Vi è un Sant’Antonio “piccolo” il 13 giugno, e uno “grande” celebrato nella data convenzionalmente scelta dell’ultima domenica di agosto.

I documenti parrocchiali attestano che nel 1688 il Santo preservò il paese da un violento terremoto che nelle zone limitrofe provocò morte e distruzione.

Mio padre nella sua vita ha avuto due certezze: la festa e i fuochi in onore del Santo.

In paese e a casa tutto veniva organizzato in funzione della festa: un’equazione, dove il risultato della X era la data dell’ultima domenica di agosto. Non sia mai che qualcuno pensasse di andare in vacanza e restare fuori per gli ultimi quindici giorni del mese!

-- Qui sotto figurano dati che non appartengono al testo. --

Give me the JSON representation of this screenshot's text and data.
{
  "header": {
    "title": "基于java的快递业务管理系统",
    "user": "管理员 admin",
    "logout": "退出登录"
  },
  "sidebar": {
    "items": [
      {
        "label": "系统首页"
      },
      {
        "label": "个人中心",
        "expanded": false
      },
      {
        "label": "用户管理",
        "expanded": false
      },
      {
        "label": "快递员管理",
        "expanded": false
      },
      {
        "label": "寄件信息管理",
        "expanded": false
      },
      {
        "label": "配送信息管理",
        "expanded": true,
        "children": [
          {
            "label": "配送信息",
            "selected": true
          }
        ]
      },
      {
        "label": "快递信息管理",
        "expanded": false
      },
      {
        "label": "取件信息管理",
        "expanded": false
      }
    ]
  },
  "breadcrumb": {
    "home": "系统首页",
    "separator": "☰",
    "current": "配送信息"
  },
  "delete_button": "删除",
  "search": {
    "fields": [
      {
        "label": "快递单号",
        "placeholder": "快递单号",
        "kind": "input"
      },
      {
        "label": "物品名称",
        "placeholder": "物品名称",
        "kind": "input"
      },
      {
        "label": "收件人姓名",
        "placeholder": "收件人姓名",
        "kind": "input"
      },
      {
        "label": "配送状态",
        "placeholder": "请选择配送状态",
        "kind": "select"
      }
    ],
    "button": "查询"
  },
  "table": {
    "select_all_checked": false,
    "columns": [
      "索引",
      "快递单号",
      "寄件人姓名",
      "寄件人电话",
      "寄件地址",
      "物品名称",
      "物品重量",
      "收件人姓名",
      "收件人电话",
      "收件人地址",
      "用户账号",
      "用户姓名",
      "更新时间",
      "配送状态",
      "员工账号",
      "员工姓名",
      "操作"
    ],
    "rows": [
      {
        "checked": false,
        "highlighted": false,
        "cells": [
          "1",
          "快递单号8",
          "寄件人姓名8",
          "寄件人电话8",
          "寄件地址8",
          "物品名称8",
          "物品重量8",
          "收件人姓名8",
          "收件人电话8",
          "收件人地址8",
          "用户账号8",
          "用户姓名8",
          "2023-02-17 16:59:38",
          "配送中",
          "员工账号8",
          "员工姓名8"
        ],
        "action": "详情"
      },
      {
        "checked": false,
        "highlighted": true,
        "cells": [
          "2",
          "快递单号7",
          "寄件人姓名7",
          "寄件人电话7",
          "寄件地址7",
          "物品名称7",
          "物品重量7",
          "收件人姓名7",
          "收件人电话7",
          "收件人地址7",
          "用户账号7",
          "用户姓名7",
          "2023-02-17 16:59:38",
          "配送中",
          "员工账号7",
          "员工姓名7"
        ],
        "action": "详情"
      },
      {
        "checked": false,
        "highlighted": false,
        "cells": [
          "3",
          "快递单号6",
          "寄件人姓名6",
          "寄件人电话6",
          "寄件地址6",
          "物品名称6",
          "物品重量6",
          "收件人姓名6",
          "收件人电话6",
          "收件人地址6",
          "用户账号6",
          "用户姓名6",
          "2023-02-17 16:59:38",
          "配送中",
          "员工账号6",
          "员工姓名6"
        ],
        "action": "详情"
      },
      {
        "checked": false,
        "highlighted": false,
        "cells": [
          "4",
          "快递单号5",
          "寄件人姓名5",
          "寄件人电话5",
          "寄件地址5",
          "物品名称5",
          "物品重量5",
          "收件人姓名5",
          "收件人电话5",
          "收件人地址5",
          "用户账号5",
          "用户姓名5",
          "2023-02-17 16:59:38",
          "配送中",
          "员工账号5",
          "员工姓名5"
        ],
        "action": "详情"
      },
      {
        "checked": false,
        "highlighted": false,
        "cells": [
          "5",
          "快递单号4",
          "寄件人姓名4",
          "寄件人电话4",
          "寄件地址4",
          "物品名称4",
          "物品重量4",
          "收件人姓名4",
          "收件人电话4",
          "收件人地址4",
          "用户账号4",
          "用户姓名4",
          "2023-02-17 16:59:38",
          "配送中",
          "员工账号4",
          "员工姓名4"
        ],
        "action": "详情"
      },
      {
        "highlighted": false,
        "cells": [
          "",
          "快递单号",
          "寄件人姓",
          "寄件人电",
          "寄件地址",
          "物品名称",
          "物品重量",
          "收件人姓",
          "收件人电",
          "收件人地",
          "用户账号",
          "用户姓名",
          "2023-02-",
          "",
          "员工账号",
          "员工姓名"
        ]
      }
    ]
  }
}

Facevano eccezione alla regola solo i pomodori, che maturavano incuranti della festa. Perciò poteva capitarci (spesso) di essere costretti a fare le bottiglie proprio durante la settimana di Sant’Antonio. Tra papà e mamma questo era un argomento di grande attrito: lei era dispettosa ed era anche quella che al menù ci teneva di meno.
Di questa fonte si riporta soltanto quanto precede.